19 years after breaking his pipe, the memory of Ousmane Sembène remains June 9, 2026
Born on January 1, 1923 in Ziguinchor and died on June 9, 2007 in Dakar, Ousmane Sembène remains one of the most influential intellectual figures. Writer, filmmaker, screenwriter and activist, he is widely considered the “father of African cinema” for having contributed to the emergence of independent, committed film production anchored in the realities of the continent.
Coming from a modest background of fishermen in Casamance, Ousmane Sembène knew the realities of manual work very early on. After having worked in several professions in Dakar, notably as a mason and mechanic, he was mobilized in the French army during the Second World War. Demobilized, he moved to Marseille where he worked as a dockworker and became involved in trade unionism. This working experience will deeply nourish his literary and cinematographic work.
It is through literature that he enters the world of creation. His first novel, Le Docker noir (1956), was directly inspired by his life in France. He then continued with several major works, including O Country, My Beautiful People! (1957) and especially Les Bouts de bois de Dieu (1960), considered a classic of French-speaking African literature. Through his novels, he denounces colonial injustices, social inequalities and the mechanisms of oppression that affect African populations.

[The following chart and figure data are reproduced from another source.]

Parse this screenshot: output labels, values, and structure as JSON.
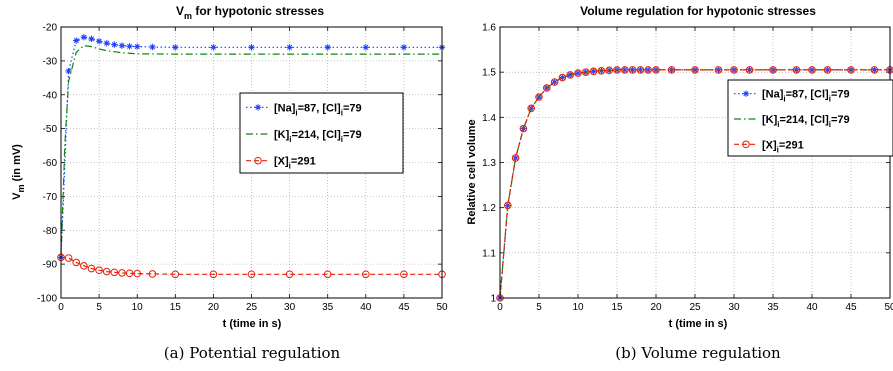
{
  "chart_data": [
    {
      "type": "line",
      "title": {
        "main": "V",
        "sub": "m",
        "rest": " for hypotonic stresses"
      },
      "ylabel": {
        "main": "V",
        "sub": "m",
        "rest": " (in mV)"
      },
      "xlabel": "t (time in s)",
      "xlim": [
        0,
        50
      ],
      "ylim": [
        -100,
        -20
      ],
      "xticks": [
        "0",
        "5",
        "10",
        "15",
        "20",
        "25",
        "30",
        "35",
        "40",
        "45",
        "50"
      ],
      "yticks": [
        "-20",
        "-30",
        "-40",
        "-50",
        "-60",
        "-70",
        "-80",
        "-90",
        "-100"
      ],
      "grid": true,
      "legend_position": "right",
      "caption": "(a) Potential regulation",
      "series": [
        {
          "legend": [
            {
              "t": "[Na]"
            },
            {
              "t": "i",
              "s": true
            },
            {
              "t": "=87, [Cl]"
            },
            {
              "t": "i",
              "s": true
            },
            {
              "t": "=79"
            }
          ],
          "color": "#1f3fff",
          "style": "dotted",
          "marker": "star",
          "x": [
            0,
            1,
            2,
            3,
            4,
            5,
            6,
            7,
            8,
            9,
            10,
            12,
            15,
            20,
            25,
            30,
            35,
            40,
            45,
            50
          ],
          "y": [
            -88,
            -33,
            -24,
            -23,
            -23.5,
            -24.2,
            -24.8,
            -25.2,
            -25.5,
            -25.7,
            -25.8,
            -25.9,
            -26,
            -26,
            -26,
            -26,
            -26,
            -26,
            -26,
            -26
          ]
        },
        {
          "legend": [
            {
              "t": "[K]"
            },
            {
              "t": "i",
              "s": true
            },
            {
              "t": "=214, [Cl]"
            },
            {
              "t": "i",
              "s": true
            },
            {
              "t": "=79"
            }
          ],
          "color": "#0a8a0a",
          "style": "dashdot",
          "marker": "none",
          "x": [
            0,
            0.5,
            1,
            2,
            3,
            4,
            5,
            6,
            8,
            10,
            15,
            20,
            30,
            40,
            50
          ],
          "y": [
            -88,
            -55,
            -36,
            -27.5,
            -25.5,
            -25.8,
            -26.5,
            -27,
            -27.6,
            -27.9,
            -28,
            -28,
            -28,
            -28,
            -28
          ]
        },
        {
          "legend": [
            {
              "t": "[X]"
            },
            {
              "t": "i",
              "s": true
            },
            {
              "t": "=291"
            }
          ],
          "color": "#e8200a",
          "style": "dashed",
          "marker": "circle",
          "x": [
            0,
            1,
            2,
            3,
            4,
            5,
            6,
            7,
            8,
            9,
            10,
            12,
            15,
            20,
            25,
            30,
            35,
            40,
            45,
            50
          ],
          "y": [
            -88,
            -88.2,
            -89.5,
            -90.5,
            -91.3,
            -91.8,
            -92.2,
            -92.4,
            -92.6,
            -92.7,
            -92.8,
            -92.9,
            -93,
            -93,
            -93,
            -93,
            -93,
            -93,
            -93,
            -93
          ]
        }
      ]
    },
    {
      "type": "line",
      "title": {
        "main": "Volume regulation for hypotonic stresses",
        "sub": "",
        "rest": ""
      },
      "ylabel": {
        "main": "Relative cell volume",
        "sub": "",
        "rest": ""
      },
      "xlabel": "t (time in s)",
      "xlim": [
        0,
        50
      ],
      "ylim": [
        1,
        1.6
      ],
      "xticks": [
        "0",
        "5",
        "10",
        "15",
        "20",
        "25",
        "30",
        "35",
        "40",
        "45",
        "50"
      ],
      "yticks": [
        "1",
        "1.1",
        "1.2",
        "1.3",
        "1.4",
        "1.5",
        "1.6"
      ],
      "grid": true,
      "legend_position": "top-right",
      "caption": "(b) Volume regulation",
      "series": [
        {
          "legend": [
            {
              "t": "[Na]"
            },
            {
              "t": "i",
              "s": true
            },
            {
              "t": "=87, [Cl]"
            },
            {
              "t": "i",
              "s": true
            },
            {
              "t": "=79"
            }
          ],
          "color": "#1f3fff",
          "style": "dotted",
          "marker": "star",
          "x": [
            0,
            1,
            2,
            3,
            4,
            5,
            6,
            7,
            8,
            9,
            10,
            11,
            12,
            13,
            14,
            15,
            16,
            17,
            18,
            19,
            20,
            22,
            25,
            28,
            30,
            32,
            35,
            38,
            40,
            42,
            45,
            48,
            50
          ],
          "y": [
            1.0,
            1.205,
            1.31,
            1.375,
            1.42,
            1.445,
            1.465,
            1.478,
            1.488,
            1.494,
            1.498,
            1.5,
            1.502,
            1.503,
            1.504,
            1.505,
            1.505,
            1.505,
            1.505,
            1.505,
            1.505,
            1.505,
            1.505,
            1.505,
            1.505,
            1.505,
            1.505,
            1.505,
            1.505,
            1.505,
            1.505,
            1.505,
            1.505
          ]
        },
        {
          "legend": [
            {
              "t": "[K]"
            },
            {
              "t": "i",
              "s": true
            },
            {
              "t": "=214, [Cl]"
            },
            {
              "t": "i",
              "s": true
            },
            {
              "t": "=79"
            }
          ],
          "color": "#0a8a0a",
          "style": "dashdot",
          "marker": "none",
          "x": [
            0,
            1,
            2,
            3,
            4,
            5,
            6,
            7,
            8,
            9,
            10,
            12,
            15,
            20,
            30,
            40,
            50
          ],
          "y": [
            1.0,
            1.205,
            1.31,
            1.375,
            1.42,
            1.445,
            1.465,
            1.478,
            1.488,
            1.494,
            1.498,
            1.502,
            1.505,
            1.505,
            1.505,
            1.505,
            1.505
          ]
        },
        {
          "legend": [
            {
              "t": "[X]"
            },
            {
              "t": "i",
              "s": true
            },
            {
              "t": "=291"
            }
          ],
          "color": "#e8200a",
          "style": "dashed",
          "marker": "circle",
          "x": [
            0,
            1,
            2,
            3,
            4,
            5,
            6,
            7,
            8,
            9,
            10,
            11,
            12,
            13,
            14,
            15,
            16,
            17,
            18,
            19,
            20,
            22,
            25,
            28,
            30,
            32,
            35,
            38,
            40,
            42,
            45,
            48,
            50
          ],
          "y": [
            1.0,
            1.205,
            1.31,
            1.375,
            1.42,
            1.445,
            1.465,
            1.478,
            1.488,
            1.494,
            1.498,
            1.5,
            1.502,
            1.503,
            1.504,
            1.505,
            1.505,
            1.505,
            1.505,
            1.505,
            1.505,
            1.505,
            1.505,
            1.505,
            1.505,
            1.505,
            1.505,
            1.505,
            1.505,
            1.505,
            1.505,
            1.505,
            1.505
          ]
        }
      ]
    }
  ]
}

Aware, however, that books reach a limited audience in an Africa still strongly marked by illiteracy, Sembène turned to cinema at the beginning of the 1960s. Trained in Moscow, in 1963 he directed Borom Sarret, often presented as one of the first postcolonial African films. Three years later, La Noire de… (1966) brought him international recognition. This feature film, which tells the tragic story of a young Senegalese woman employed by a French family, is considered the first major film directed by a sub-Saharan African.
Lover of the seventh art
Throughout his career, he used cinema as a tool of popular education and social criticism. With Mandabi (1968), shot in Wolof, he broke with the domination of French on the screen and affirmed the importance of African languages in cultural creation. His films Xala (1975), Ceddo (1977), Camp de Thiaroye (1988) and Guelwaar (1993) question the excesses of post-independence elites, power relations, religion, colonial memory and the contradictions of African societies. Several of his works have also been censored in Senegal because of their critical impact.

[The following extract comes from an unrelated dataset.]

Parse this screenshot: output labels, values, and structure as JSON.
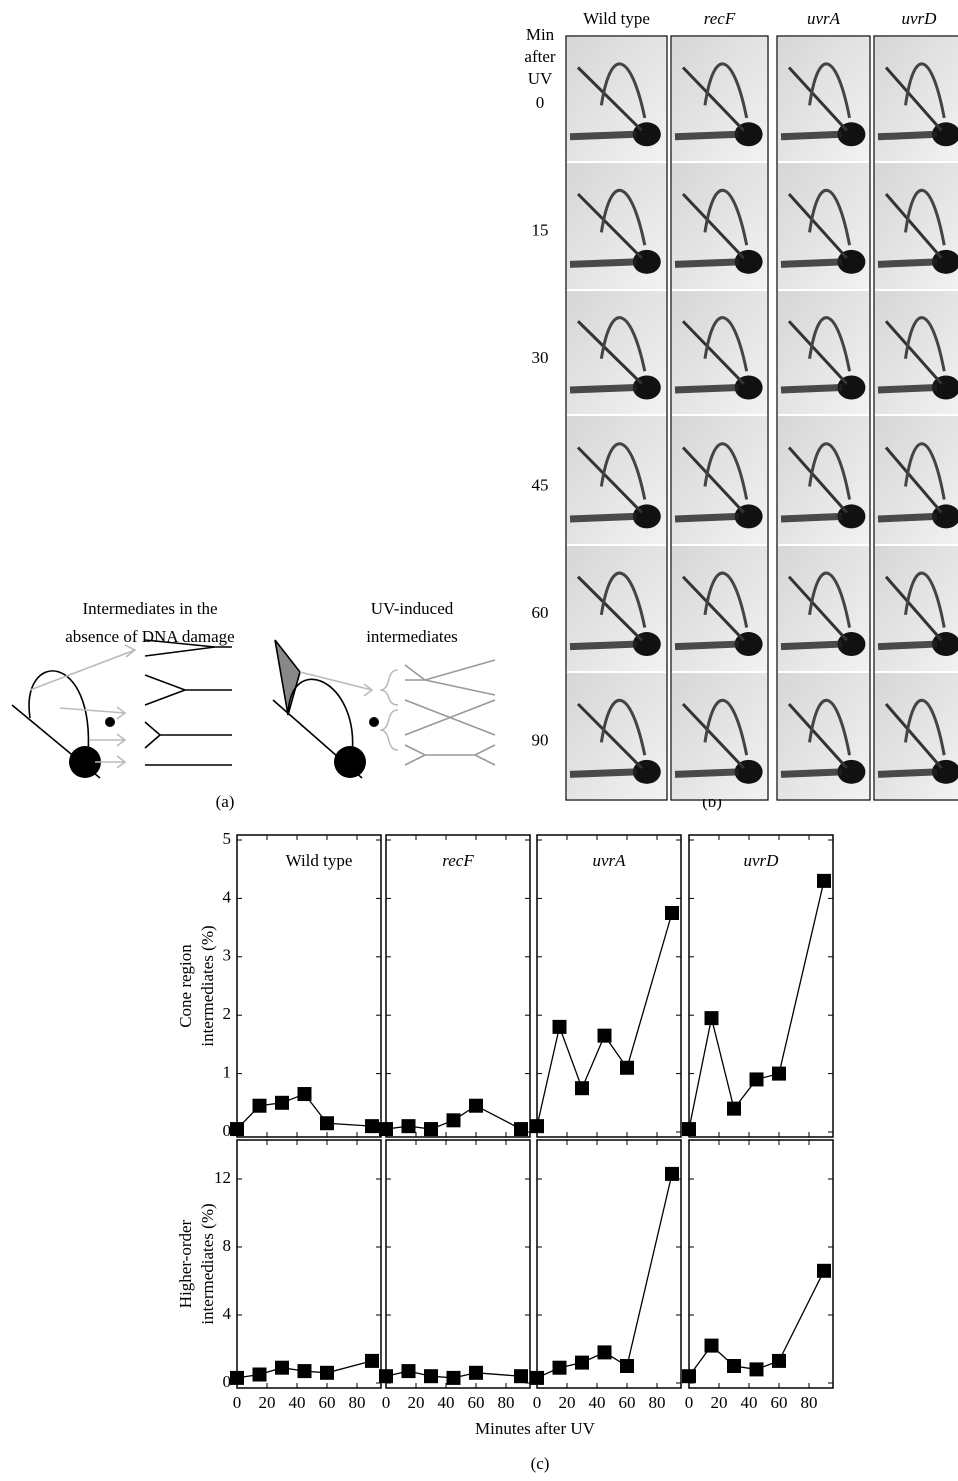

Among her most notable fights is also the defense of women’s rights. Her last great success, Moolaadé (2004), awarded at the Cannes Film Festival, denounces female genital mutilation and highlights women’s resistance to oppressive traditions.
Beyond his work, Ousmane Sembène has profoundly influenced several generations of African directors. Its ambition was to allow Africans to tell their story themselves, far from outside eyes and representations inherited from colonization. Even today, his legacy continues to inspire contemporary African cinema and debates on culture, memory and social justice.